Не из страха перед прошлым не вернулся он туда — он действительно ничего не боялся, никогда. Просто прошлое для него утрачивало всякий смысл. Больше того, он никогда не мог по-настоящему поверить в него. Вот на той неделе (это было три месяца назад) он видел по телевизору кучу лент кинохроники 14–18 года, которые с чего-то вздумалось смотреть Шерли — у нее нездоровая склонность наслаждаться страданиями других, решил он, несомненный результат несложившейся жизни. Так или иначе весь этот архивный хлам вызвал у него необычайно острое чувство недоверия — невозможно поверить, что он вообще мог жить в такую до странности далекую эпоху. Неужели ему в самом деле был знаком Лондон с улицами, запруженными цокающими лошадьми, отправляющими свою нужду, и людьми в шляпах? И — что еще невероятнее — неужели и сам он действительно, как в чем-то само собой разумеющемся, расхаживал по улицам в шляпе? То же и со второй мировой войной — все эти снимки из иллюстрированных журналов, мужчины в узорных свитерах и мешковатых брюках, с набриолиненными волосами, женщины в съезжающих с плеч платьях из набивных тканей, их губы похожи на утыканную зубами кровавую рану: казалось невероятным, чтобы сам он тогда действительно находился в расцвете лет, принимая за реальность причудливую шараду, в которую играло общество, со всем ее наивным жаргоном, батюшки-светы, и даже счел привлекательной одну из раскрашенных гурий, настолько привлекательной, чтобы жениться и произвести на свет Меррилл, когда у него уже были взрослые дети. Умом он понимал, что Ирэн, которую он в последний раз видел в пятьдесят четвертом, была красива по канонам сорокового года и что теперь уже не те каноны, но в тех редких случаях, когда он теперь думал о ней, она представлялась ему в облике современной девушки, в которую она словно бы искусно перерядилась: одной из этих невозмутимых длинноногих цыганок с всклокоченными волосами и ненакрашенными лицами, у которых такой вид, будто они только что вскочили с постели — этого впечатления они, несомненно, и добивались… По правде говоря, он находил их довольно привлекательными, хотя и чуточку излишне самоочевидными. Слава богу, что касается вкуса, ты не застрял на одной точке, как большинство твоих приятелей, все еще, точно старая граммофонная пластинка, толкующих о киноактрисах сороковых годов, тем временем, как волны переменчивого желания, покатились дальше без них. Старые грибы.

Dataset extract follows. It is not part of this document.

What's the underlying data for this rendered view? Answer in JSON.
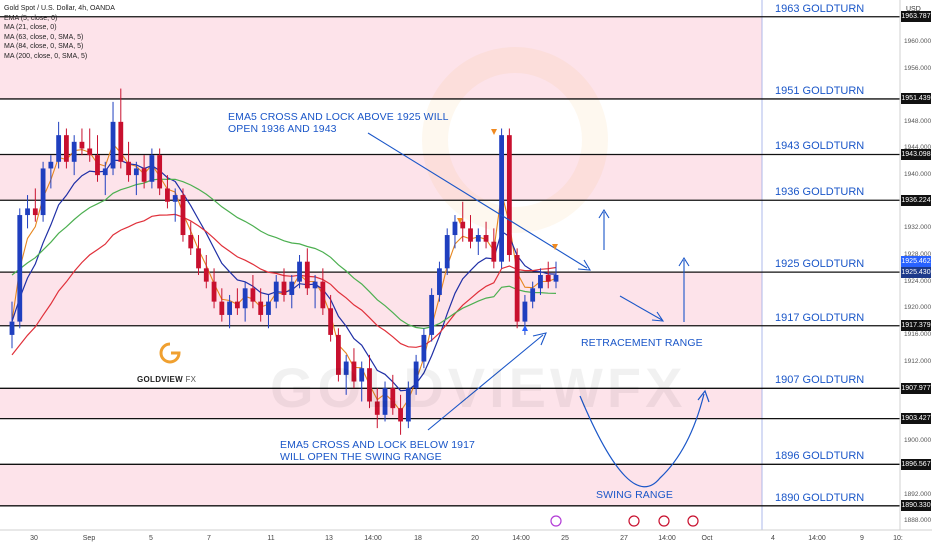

Если поразмыслить, то он согласился приняться за великое жизнеописание лишь потому, что Роджер теперь так бесконечно далек от него. Их страшная ссора в Дубровнике, о которой не знала ни одна душа, ни живая, ни мертвая… Он готов признать, что тогда сильно переживал из-за этого. А вот уж, может, двадцать пять лет, как, вспоминая о ней, что случалось не каждый год, испытывает лишь смутное беспокойство… Но, вопреки убеждению прекраснодушного молодого идиота из издательства, ничто не вечно, даже воспоминания. Эти несмышленые сорокалетние юнцы говорили с ним так, будто ожидали, что близкий его друг, таинственный и легендарный Роджер Фоссетт, для него — обычный, реальный человек: он не сказал им, что, напротив, Роджер, как в конечном счете все, кого видишь сквозь кристалл памяти, даже его вторая жена или мать, в конце концов превратился в дрыгающуюся куклу, куклу прошлого, извлекаемую на потеху теперешних взрослых людей, почти такую же нереальную, как белолицая продавщица со своим запахом дешевых фиалок, сомнительным нижним бельем и дребезжащим голоском, который поначалу показался ему пикантным, а потом вызывал отвращение.
Тут неожиданно он увидел ее. Она шла немного впереди, порывистую походку слегка стесняла длинная юбка. В действительности юбки такой длины вышли из моды в пятнадцатом году — надо бы сказать ей, чтоб подкоротила, чтоб ноги было видно — по-современному. Чуть прибавив для этого шагу, он испытал острый приступ жалости, доставивший ему вместе с тем сладострастное удовольствие, при мысли, что в такой прохладный день она не могла позволить себе ничего, кроме ситца. Он заставит ее купить что-нибудь получше. Темные волосы распущены, словно она только что встала с постели — их тайной постели неподалеку от Тэвисток-Сквер, и когда она (вероятно, почувствовав его приближение) повернула голову, он отчетливо увидел озябшие от холода и все же похожие на цветок черты, коротенькую верхнюю губку над мелкими зубами, напомнившие ему сначала маленького ребенка, а потом — кролика.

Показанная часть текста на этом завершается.